From the start, Mrs. Natvig saw Black Krim Tavern as a vehicle for creativity. Though she became a chef by necessity, she was ready for the kind of experimentation that running a kitchen required. She changed the menu at Black Krim every week, giving her artistic freedom to combine flavors and try new ideas. The restaurant expanded and doubled in size, including a pantry addition, and it acquired a broad New England following until 2021. Though Mrs. Natvig hadn't planned to close Black Krim, the opportunity came to move into education, teaching juniors and seniors at the tech center. It was one she couldn't pass up. Mrs. Natvig coached middle and high school soccer and was fueled by seeing youngsters build life skills through the sport.
"Taking my current job in restaurants and hospitality and working with high school students in my hometown — it's just perfect," she said.
Also, the opportunity afforded Mrs. Natvig more time to spend with her family, including her 14-year-old daughter. Leaving a restaurant work schedule for an academic one was, in her words, "literally a game changer."
In her first year of teaching, Mrs. Natvig brought her disposition into the classroom. She distrusts recipes, so some classes started with analyzing a recipe to see whether it would work. The program consisted of 16 students who cooked five days a week. It didn't take long for Mrs. Natvig to be able to say to her students, "OK, you get up, you get in pairs, you walk around the kitchen, pantry, cooler, freezer, whatever, you pull products out, you make a dish." And they did.

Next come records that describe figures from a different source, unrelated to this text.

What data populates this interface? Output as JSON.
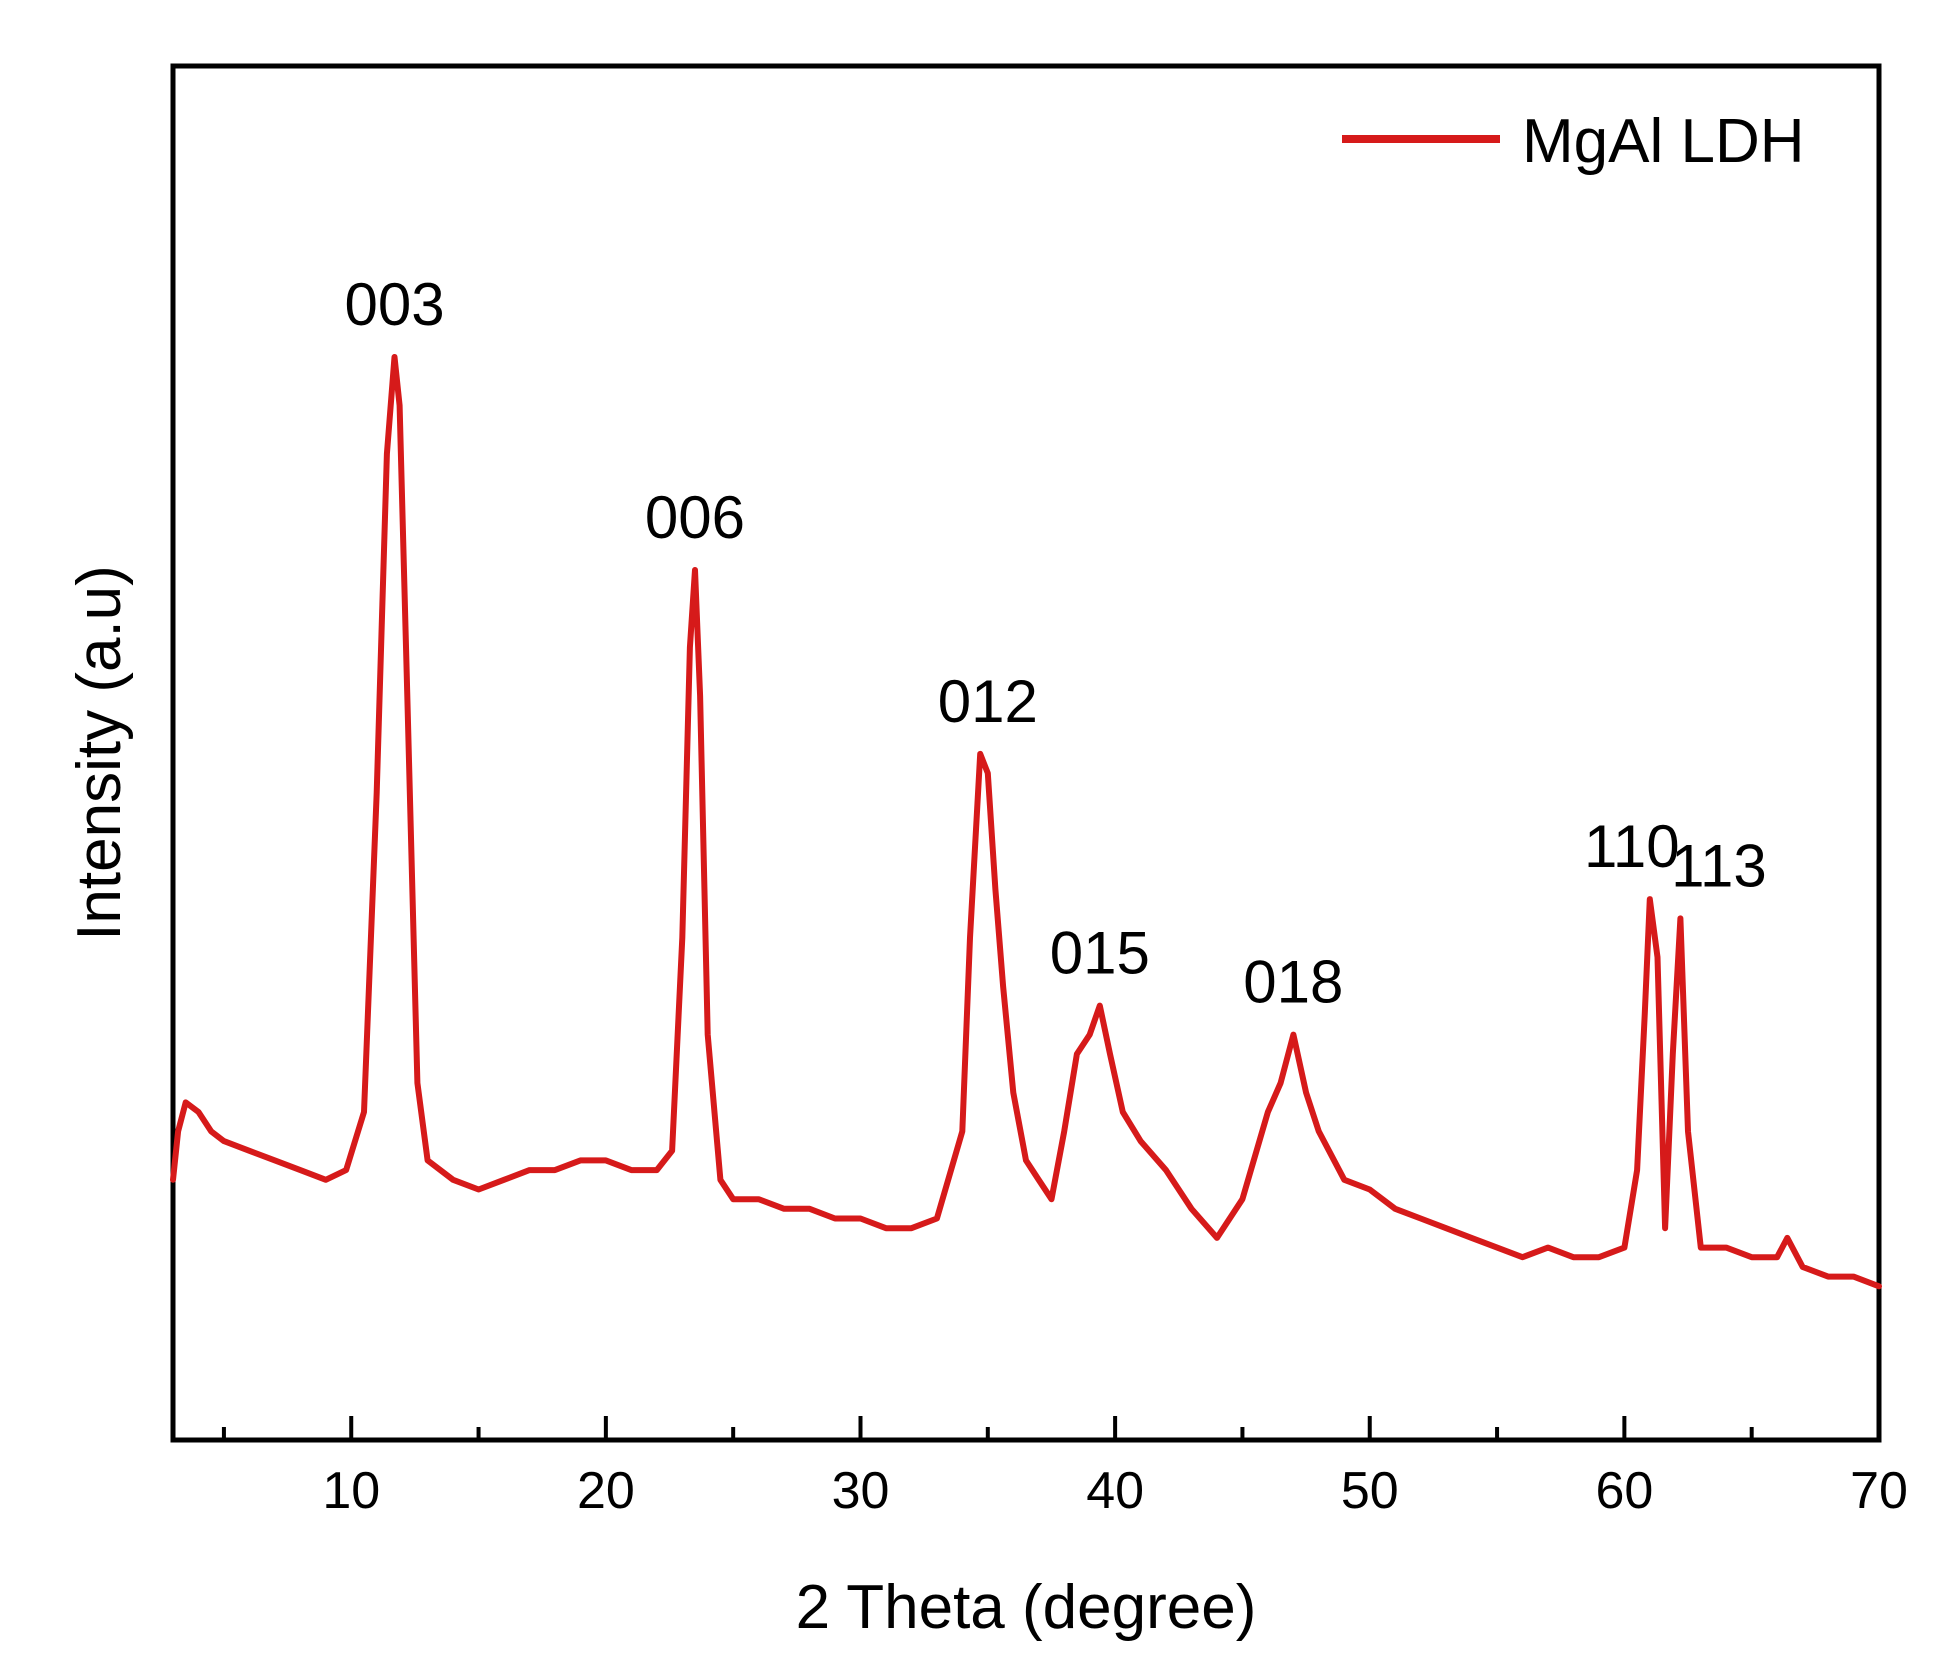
{
  "chart_data": {
    "type": "line",
    "title": "",
    "xlabel": "2 Theta (degree)",
    "ylabel": "Intensity (a.u)",
    "xlim": [
      3,
      70
    ],
    "ylim": [
      0,
      100
    ],
    "x_ticks": [
      10,
      20,
      30,
      40,
      50,
      60,
      70
    ],
    "x_minor_ticks": [
      5,
      15,
      25,
      35,
      45,
      55,
      65
    ],
    "x_tick_labels": [
      "10",
      "20",
      "30",
      "40",
      "50",
      "60",
      "70"
    ],
    "y_ticks_shown": false,
    "grid": false,
    "legend": {
      "position": "top-right",
      "entries": [
        "MgAl LDH"
      ]
    },
    "line_color": "#d61a1a",
    "series": [
      {
        "name": "MgAl LDH",
        "x": [
          3,
          3.2,
          3.5,
          4,
          4.5,
          5,
          6,
          7,
          8,
          9,
          9.8,
          10.5,
          11,
          11.4,
          11.7,
          11.9,
          12.2,
          12.6,
          13,
          14,
          15,
          16,
          17,
          18,
          19,
          20,
          21,
          22,
          22.6,
          23,
          23.3,
          23.5,
          23.7,
          24,
          24.5,
          25,
          26,
          27,
          28,
          29,
          30,
          31,
          32,
          33,
          34,
          34.3,
          34.7,
          35.0,
          35.3,
          35.6,
          36,
          36.5,
          37,
          37.5,
          38,
          38.5,
          39,
          39.4,
          39.8,
          40.3,
          41,
          42,
          43,
          44,
          45,
          46,
          46.5,
          47.0,
          47.5,
          48,
          49,
          50,
          51,
          52,
          53,
          54,
          55,
          56,
          57,
          58,
          59,
          60,
          60.5,
          60.8,
          61.0,
          61.3,
          61.6,
          61.9,
          62.2,
          62.5,
          63,
          64,
          65,
          66,
          66.4,
          67,
          68,
          69,
          70
        ],
        "y": [
          15,
          20,
          23,
          22,
          20,
          19,
          18,
          17,
          16,
          15,
          16,
          22,
          55,
          90,
          100,
          95,
          65,
          25,
          17,
          15,
          14,
          15,
          16,
          16,
          17,
          17,
          16,
          16,
          18,
          40,
          70,
          78,
          65,
          30,
          15,
          13,
          13,
          12,
          12,
          11,
          11,
          10,
          10,
          11,
          20,
          40,
          59,
          57,
          45,
          35,
          24,
          17,
          15,
          13,
          20,
          28,
          30,
          33,
          28,
          22,
          19,
          16,
          12,
          9,
          13,
          22,
          25,
          30,
          24,
          20,
          15,
          14,
          12,
          11,
          10,
          9,
          8,
          7,
          8,
          7,
          7,
          8,
          16,
          32,
          44,
          38,
          10,
          28,
          42,
          20,
          8,
          8,
          7,
          7,
          9,
          6,
          5,
          5,
          4
        ]
      }
    ],
    "peak_labels": [
      {
        "text": "003",
        "x": 11.7
      },
      {
        "text": "006",
        "x": 23.5
      },
      {
        "text": "012",
        "x": 35.0
      },
      {
        "text": "015",
        "x": 39.4
      },
      {
        "text": "018",
        "x": 47.0
      },
      {
        "text": "110",
        "x": 61.0
      },
      {
        "text": "113",
        "x": 62.3
      }
    ]
  }
}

"They did an amazing job with no recipes. They just picked up a bunch of ingredients and gave themselves ten minutes of research and how they would do it," said Mrs. Natvig. "They cooked, and it was amazing. I was like, wow, this is so cool!"
Mrs. Natvig encourages her students to be well-rounded and curious, so they can step in and pick up an unfamiliar role in a pinch.
"One component that I talk about quite a bit is getting as much experience as possible in different departments," she said, demonstrating the wisdom of learning and gaining an experiential perspective. She understands the full spectrum of the food service industry, from cooking to styling and photography, sales to marketing, recipe development to client curation, health to taste, and fresh to frozen. Her own experience gives her a way to provide students with a nurturing learning environment while demonstrating a pathway they can follow.
"My curriculum here is essentially modeled after how I would train my staff coming into the restaurant," she said. "99% of the folks I hired for the restaurant had never worked in a restaurant before, and definitely not a kitchen. They had a passion for food, which is the most important thing...It seems to be working, because they're doing a great job."
Within a year – and while not surprising, no less incredibly – Mrs. Natvig moved into an even more significant community-life-changing role to become the Child Nutrition Director at Orange Southwest School District (OSSD), including three elementary schools, a preschool, two middle schools, and a high school. Within months, she's found ways to improve the nutrition, freshness, choice, artistry, and nutrition of the food service program and expand it to breakfast and lunch. She's hired staff for middle and elementary schools to have hands-on culinary training, assist with menu planning and recipe building, and provide "from scratch" cooking for the growing bodies and minds of her district's children.
While Mrs. Natvig humbly calls her work "building community through food," she's really a LifeChanger through food, culinary artistry, education, and extraordinary generosity of spirit. Mrs. Natvig has given her life's work and passion to this community with an undeniable legacy.